Plenković sprach am Mittwoch in Zagreb mit einer Gruppe von 60 in Brüssel ansässigen Journalisten anlässlich der Amtseinführung der kroatischen Ratspräsidentschaft der EU. Kroatien übernimmt die rotierende Präsidentschaft von Finnland.
Abgesehen von den Prioritäten der kroatischen Präsidentschaft, die in den vergangenen Tagen hervorgehoben wurden, betonte Plenković, dass für sein Land zwei wichtige nationale Ziele gelten: der Beitritt zu Schengen und zur Eurozone.
Auf europäischer Ebene gibt es im kommenden halben Jahr viel zu tun. Natürlich ist da der Brexit. Zum 1. Februar sollte das Vereinigte Königreich aus der EU austreten, aber bis Ende dieses Jahres muss noch ein Handelsabkommen zwischen London und Brüssel stehen. Zudem wird in der kroatischen Hauptstadt Zagreb ein Balkan-Gipfel veranstaltet. Dieser soll sich mit der Erweiterung der Europäischen Union befassen. Kroatien war 2013 das letzte, das 28. Land, das der EU beigetreten ist. Die Erweiterung um Montenegro und Albanien wird derzeit von Frankreich und Niederlande blockiert.
Weitere wichtige Themen sind die Festlegung eines Mehrjährigen Finanzrahmens bis 2027, die Regelung der Migrationsfrage sowie die Wiederbelebung eines Klimaabkommens, das zur Emissionsneutralität bis 2050 führen soll. Kroatien selbst möchte dem Schengen-Gebiet beitreten und sich von der nationalen Währung Kuna verabschieden; spätestens 2024 soll der Euro eingeführt werden.
Kroatien hat seit Kurzem einen zentristisch-linken Präsidenten. Doch der rechtsnationale Einfluss ist im Land, das das erste Halbjahr 2020 den Vorsitz der Europäischen Union innehat, noch stark präsent. Am vergangenen Sonntag fanden in Kroatien die Präsidentschaftswahlen statt. Im zweiten Wahlgang besiegte der sozialdemokratische Kandidat Zoran Milanovic (53) die konservative Amtsinhaberin Kolinda Grabar-Kitarović mit 52,7 zu 47,3 Prozent. Seine Amtszeit von fünf Jahren beginnt im Februar.
Der neue kroatische Präsident suchte nach seinem Wahlsieg die richtigen Worte. Er will ein überparteiliches Staatsoberhaupt für alle 4,5 Millionen Kroaten sein, für ein liberales, demokratisches und europafreundliches Land. Er will keine Politik hinter verschlossenen Türen betreiben. Er möchte nicht mehr über die Vergangenheit sprechen und strikt innerhalb der Verfassung handeln, sagte Milanovic.

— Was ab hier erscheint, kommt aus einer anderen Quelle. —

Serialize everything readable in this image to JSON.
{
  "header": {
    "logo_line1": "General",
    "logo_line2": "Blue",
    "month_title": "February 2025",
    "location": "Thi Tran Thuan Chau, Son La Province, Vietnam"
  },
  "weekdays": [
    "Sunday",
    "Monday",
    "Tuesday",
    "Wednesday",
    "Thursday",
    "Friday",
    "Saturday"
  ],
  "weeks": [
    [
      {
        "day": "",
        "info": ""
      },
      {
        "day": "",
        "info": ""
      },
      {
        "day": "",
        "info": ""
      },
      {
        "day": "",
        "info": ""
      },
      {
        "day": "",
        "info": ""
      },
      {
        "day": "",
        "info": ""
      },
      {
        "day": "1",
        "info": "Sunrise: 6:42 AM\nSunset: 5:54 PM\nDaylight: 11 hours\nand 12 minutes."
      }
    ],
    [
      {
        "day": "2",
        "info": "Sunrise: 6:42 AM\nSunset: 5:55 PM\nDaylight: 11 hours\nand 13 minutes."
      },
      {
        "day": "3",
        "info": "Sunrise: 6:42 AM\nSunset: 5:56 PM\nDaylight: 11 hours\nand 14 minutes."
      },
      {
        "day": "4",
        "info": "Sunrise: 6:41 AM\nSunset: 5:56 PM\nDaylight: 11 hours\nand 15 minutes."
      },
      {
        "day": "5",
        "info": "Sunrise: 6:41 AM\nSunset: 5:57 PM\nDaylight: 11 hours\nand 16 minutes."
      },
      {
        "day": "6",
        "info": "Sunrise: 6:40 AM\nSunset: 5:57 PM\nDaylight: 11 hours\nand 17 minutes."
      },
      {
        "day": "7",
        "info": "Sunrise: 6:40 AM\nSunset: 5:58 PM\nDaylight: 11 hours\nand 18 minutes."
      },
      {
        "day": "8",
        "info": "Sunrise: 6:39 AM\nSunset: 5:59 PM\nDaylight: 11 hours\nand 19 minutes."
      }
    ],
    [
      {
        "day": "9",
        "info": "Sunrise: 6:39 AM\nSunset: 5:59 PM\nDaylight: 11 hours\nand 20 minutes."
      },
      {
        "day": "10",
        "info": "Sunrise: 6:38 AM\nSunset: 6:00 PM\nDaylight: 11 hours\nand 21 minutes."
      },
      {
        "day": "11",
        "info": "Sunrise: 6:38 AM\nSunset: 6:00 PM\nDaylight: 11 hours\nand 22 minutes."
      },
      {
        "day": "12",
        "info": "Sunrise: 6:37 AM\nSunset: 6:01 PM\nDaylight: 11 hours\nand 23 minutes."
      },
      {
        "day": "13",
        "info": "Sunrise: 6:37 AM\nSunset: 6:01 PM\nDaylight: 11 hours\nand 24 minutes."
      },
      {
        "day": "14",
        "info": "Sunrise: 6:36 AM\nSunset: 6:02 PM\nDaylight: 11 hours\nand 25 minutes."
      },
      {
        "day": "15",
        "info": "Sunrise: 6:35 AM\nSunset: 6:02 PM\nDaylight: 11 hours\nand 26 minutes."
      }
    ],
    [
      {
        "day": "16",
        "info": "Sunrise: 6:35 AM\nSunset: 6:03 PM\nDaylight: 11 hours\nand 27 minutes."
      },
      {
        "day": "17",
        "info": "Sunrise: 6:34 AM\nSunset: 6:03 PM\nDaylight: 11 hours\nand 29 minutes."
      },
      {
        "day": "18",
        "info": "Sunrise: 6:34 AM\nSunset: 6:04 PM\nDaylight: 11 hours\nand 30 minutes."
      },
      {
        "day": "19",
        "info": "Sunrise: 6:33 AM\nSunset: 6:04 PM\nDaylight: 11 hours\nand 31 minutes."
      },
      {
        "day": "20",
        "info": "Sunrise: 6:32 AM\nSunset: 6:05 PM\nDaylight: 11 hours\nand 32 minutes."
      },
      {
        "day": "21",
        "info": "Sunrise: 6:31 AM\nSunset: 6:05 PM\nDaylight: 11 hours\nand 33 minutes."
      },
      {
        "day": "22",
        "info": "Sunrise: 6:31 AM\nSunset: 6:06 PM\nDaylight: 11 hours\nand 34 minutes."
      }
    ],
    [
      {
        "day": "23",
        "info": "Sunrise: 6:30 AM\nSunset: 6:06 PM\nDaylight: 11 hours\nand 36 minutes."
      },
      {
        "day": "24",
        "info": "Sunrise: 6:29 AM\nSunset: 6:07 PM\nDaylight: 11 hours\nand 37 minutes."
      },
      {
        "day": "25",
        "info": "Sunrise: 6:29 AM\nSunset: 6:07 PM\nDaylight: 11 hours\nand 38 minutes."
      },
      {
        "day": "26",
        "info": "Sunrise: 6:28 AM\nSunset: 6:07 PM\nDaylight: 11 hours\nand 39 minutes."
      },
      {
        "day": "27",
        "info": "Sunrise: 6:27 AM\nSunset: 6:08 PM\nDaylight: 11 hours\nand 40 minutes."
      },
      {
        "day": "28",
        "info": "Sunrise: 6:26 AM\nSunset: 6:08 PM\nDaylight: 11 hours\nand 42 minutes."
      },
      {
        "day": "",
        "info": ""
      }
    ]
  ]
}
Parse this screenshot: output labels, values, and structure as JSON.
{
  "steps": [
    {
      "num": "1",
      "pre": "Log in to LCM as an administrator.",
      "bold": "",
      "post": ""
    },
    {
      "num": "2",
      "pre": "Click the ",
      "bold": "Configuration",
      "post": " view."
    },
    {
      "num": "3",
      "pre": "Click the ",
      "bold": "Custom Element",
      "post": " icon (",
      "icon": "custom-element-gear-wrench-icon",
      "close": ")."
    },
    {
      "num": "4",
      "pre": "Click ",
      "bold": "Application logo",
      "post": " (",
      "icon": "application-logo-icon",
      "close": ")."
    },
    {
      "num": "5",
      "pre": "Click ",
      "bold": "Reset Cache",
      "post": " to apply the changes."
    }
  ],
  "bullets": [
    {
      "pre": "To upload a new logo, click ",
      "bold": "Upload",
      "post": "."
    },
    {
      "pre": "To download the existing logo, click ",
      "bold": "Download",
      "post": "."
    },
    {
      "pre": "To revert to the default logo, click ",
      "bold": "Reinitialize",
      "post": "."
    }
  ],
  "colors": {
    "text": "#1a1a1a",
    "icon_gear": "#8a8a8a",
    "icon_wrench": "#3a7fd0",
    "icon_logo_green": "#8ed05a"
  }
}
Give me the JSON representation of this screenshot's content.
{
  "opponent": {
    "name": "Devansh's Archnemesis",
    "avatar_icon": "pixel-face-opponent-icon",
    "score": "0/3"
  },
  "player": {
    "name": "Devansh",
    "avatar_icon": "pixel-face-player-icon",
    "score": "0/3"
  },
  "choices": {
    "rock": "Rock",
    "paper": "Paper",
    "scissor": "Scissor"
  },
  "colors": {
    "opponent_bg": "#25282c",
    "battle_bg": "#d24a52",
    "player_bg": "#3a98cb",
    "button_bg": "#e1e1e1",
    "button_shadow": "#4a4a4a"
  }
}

Das alles hätte natürlich schon längst in Kroatien geschehen müssen. Diese Liste zeigt, wie sehr Kroatien noch Defizite hat, mit Begriffen wie Korruption, Nepotismus, ungesühnten Kriegsverbrechen und schlechten Beziehungen zu den Nachbarländern. Mit Serbien tobt ein Handelskrieg und eine bittere Debatte über die Auslieferung gegenseitiger Kriegsverbrecher. Slowenien hatte lange den kroatischen EU-Beitritt wegen Fischerei- und Territorialstreitigkeiten blockiert.
Einer der größten kroatischen Korruptionsfälle fand kürzlich ein vorläufiges Ende. Der ehemalige Premier Sanader wurde wegen Annahme von zehn Millionen Euro Schmiergeldern zu sechs Jahren Gefängnis verurteilt.